S3 Bucket Policy Examples

Deny to download the object if not "CLEAN"

This policy doesn't allow to download the object until:

  1. The lambda that run Clam-AV is finished (so the object has a tag)
  2. The file is not CLEAN

Please make sure to check cloudtrail for the arn:aws:sts, just find the event open it and copy the sts. It should be in the format provided below:

 {
    "Effect": "Deny",
    "NotPrincipal": {
        "AWS": [
            "arn:aws:iam::<<aws-account-number>>:role/<<bucket-antivirus-role>>",
            "arn:aws:sts::<<aws-account-number>>:assumed-role/<<bucket-antivirus-role>>/<<bucket-antivirus-role>>",
            "arn:aws:iam::<<aws-account-number>>:root"
        ]
    },
    "Action": "s3:GetObject",
    "Resource": "arn:aws:s3:::<<bucket-name>>/*",
    "Condition": {
        "StringNotEquals": {
            "s3:ExistingObjectTag/av-status": "CLEAN"
        }
    }
}

Deny to download and re-tag "INFECTED" object

{
  "Version": "2012-10-17",
  "Statement": [
    {
      "Effect": "Deny",
      "Action": ["s3:GetObject", "s3:PutObjectTagging"],
      "Principal": "*",
      "Resource": ["arn:aws:s3:::<<bucket-name>>/*"],
      "Condition": {
        "StringEquals": {
          "s3:ExistingObjectTag/av-status": "INFECTED"
        }
      }
    }
  ]
}

Manually Scanning Buckets

You may want to scan all the objects in a bucket that have not previously been scanned or were created prior to setting up your lambda functions. To do this you can use the scan_bucket.py utility.

pip install boto3
scan_bucket.py --lambda-function-name=<lambda_function_name> --s3-bucket-name=<s3-bucket-to-scan>

This tool will scan all objects that have not been previously scanned in the bucket and invoke the lambda function asynchronously. As such you'll have to go to your cloudwatch logs to see the scan results or failures. Additionally, the script uses the same environment variables you'd use in your lambda so you can configure them similarly.

Testing

There are two types of tests in this repository. The first is pre-commit tests and the second are python tests. All of these tests are run by CircleCI.

pre-commit Tests

The pre-commit tests ensure that code submitted to this repository meet the standards of the repository. To get started with these tests run make pre_commit_install.
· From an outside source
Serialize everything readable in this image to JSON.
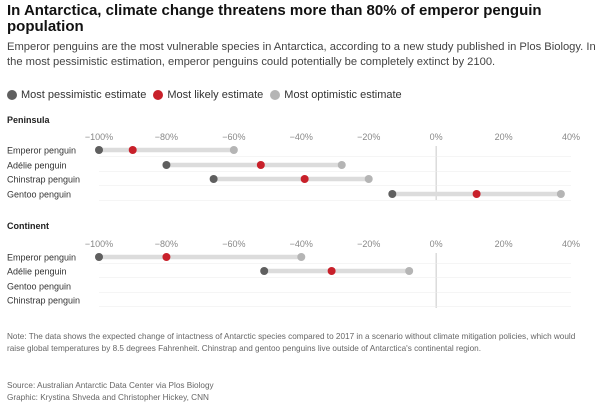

This will install the pre-commit tool and then install it in this repository. Then the github pre-commit hook will run these tests before you commit your code.

To run the tests manually run make pre_commit_tests or pre-commit run -a.

Python Tests

The python tests in this repository use unittest and are run via the nose utility. To run them you will need to install the developer resources and then run the tests:

pip install -r requirements.txt
pip install -r requirements-dev.txt
make test

Local lambdas

You can run the lambdas locally to test out what they are doing without deploying to AWS. This is accomplished by using docker containers that act similarly to lambda. You will need to have set up some local variables in your .envrc.local file and modify them appropriately first before running direnv allow. If you do not have direnv it can be installed with brew install direnv.

For the Scan lambda you will need a test file uploaded to S3 and the variables TEST_BUCKET and TEST_KEY set in your .envrc.local file. Then you can run:

direnv allow
make archive scan

If you want a file that will be recognized as a virus you can download a test file from the EICAR website and uploaded to your bucket.

For the Update lambda you can run:

direnv allow
make archive update

License

Upside Travel, Inc.

Licensed under the Apache License, Version 2.0 (the "License");
you may not use this file except in compliance with the License.
You may obtain a copy of the License at

http://www.apache.org/licenses/LICENSE-2.0

Unless required by applicable law or agreed to in writing, software
distributed under the License is distributed on an "AS IS" BASIS,
WITHOUT WARRANTIES OR CONDITIONS OF ANY KIND, either express or implied.
See the License for the specific language governing permissions and
limitations under the License.

ClamAV is released under the GPL Version 2 License and all source for ClamAV is available for download on Github.